Third, the consequences of global warming will fall most heavily on those who have the least and are the most vulnerable. Global ecology and global justice are directly related. As the effects of global warming increase, those who have the least will lose the most. 

Friday, August 3, 2012

Chick-Fil-A and Marriage Equality

Now concerning spiritual gifts, brothers and sisters, I do not want you to be uninformed. 2You know that when you were pagans, you were enticed and led astray to idols that could not speak. 3Therefore I want you to understand that no one speaking by the Spirit of God ever says “Let Jesus be cursed!” and no one can say “Jesus is Lord” except by the Holy Spirit.
I Corinthians 12:1-3

When Dan Cathy, President of Chick-Fil-A, was asked about his biblical values, he said that he was “guilty as charged.” Then, speaking directly to the issue of marriage equality, he explained, "I think we are inviting God's judgment on our nation when we shake our fist at Him and say, 'We know better than you as to what constitutes a marriage,' and I pray God's mercy on our generation that has such a prideful, arrogant attitude to think that we have the audacity to try to redefine what marriage is about.”

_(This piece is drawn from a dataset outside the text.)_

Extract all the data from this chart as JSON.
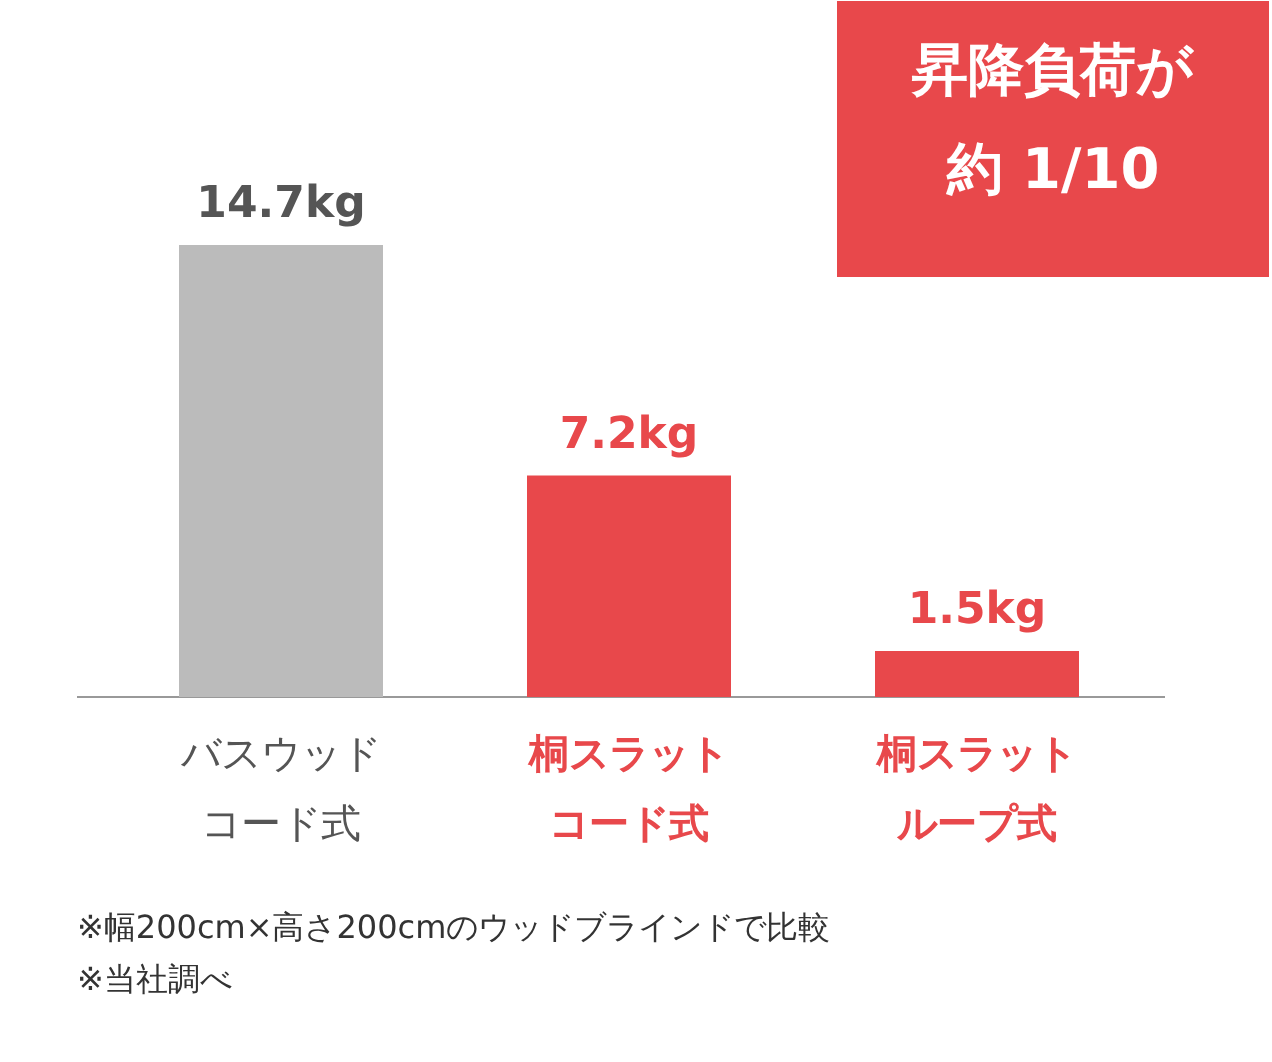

Not surprisingly, this set off a major firestorm. In Boston, Chicago, and other cities and towns, mayors and other leaders were quick to say that they did not want a Chick-Fil-A franchise opening in their neighborhoods. On the other side, Sarah Palin, Michelle Bachman and Newt Gingrich all voiced support. And Mike Huckabee declared a national “Chick-Fil-A Appreciation Day” that drew large crowds of customers across the country.

Fifteen years ago I would have filed Mr. Cathy’s remarks under the heading of “Things about which faithful Christians may disagree.” But that no longer works for me. It is no longer possible for serious and thoughtful people to believe, against all of the scientific evidence, that sexual orientation is a choice. When we actually study the six or seven biblical passages on which this intolerance is based, we find that they are all problematic in one way or another. And as the late Christian Social Ethicist Walter Muelder insisted (in an address he gave at the age of 97), we can’t create a coherent ethical position by choosing a few Bible verses that seem to support our view.

Today Mr. Cathy’s remarks just make me sad.

If we look at our nation through the eyes of Jesus and the prophets, there is a long list of things that invite “God’s judgment on our nation.” But marriage equality isn’t one of them.

I am saddened by Mr. Cathy’s remarks because I know that they will encourage the bullies and bigots to believe that in some twisted way they are actually doing God’s work. Words have consequences. People will be hurt, both physically and emotionally. And I am saddened because there are many people who will think that Dan Cathy speaks for all Christians.

He thinks working for marriage equality is evidence of a “prideful, arrogant attitude.” And I think that denying civil rights to a group of citizens based on a narrow and misguided interpretation of a few verses in the Bible, and expressing that view with absolute moral certainty is the very definition of “prideful” and “arrogant.” The struggle for marriage equality is not about shaking our fists at God; it’s about basic civil rights.

Finally, I am saddened because I believe that Dan Cathy is in so many important other ways, a very good and decent person who tries to be a faithful Christian. He teaches a senior high Sunday School class. He lives by four basic practices, of worship, Bible study, prayer, and tithing. His “life verse” is Deuteronomy 6:5, “Love the LORD you God with all your heart and with all your soul and with all your strength.” It’s part of the Shema, and it’s also the first half of the Great Commandment to love God and neighbor.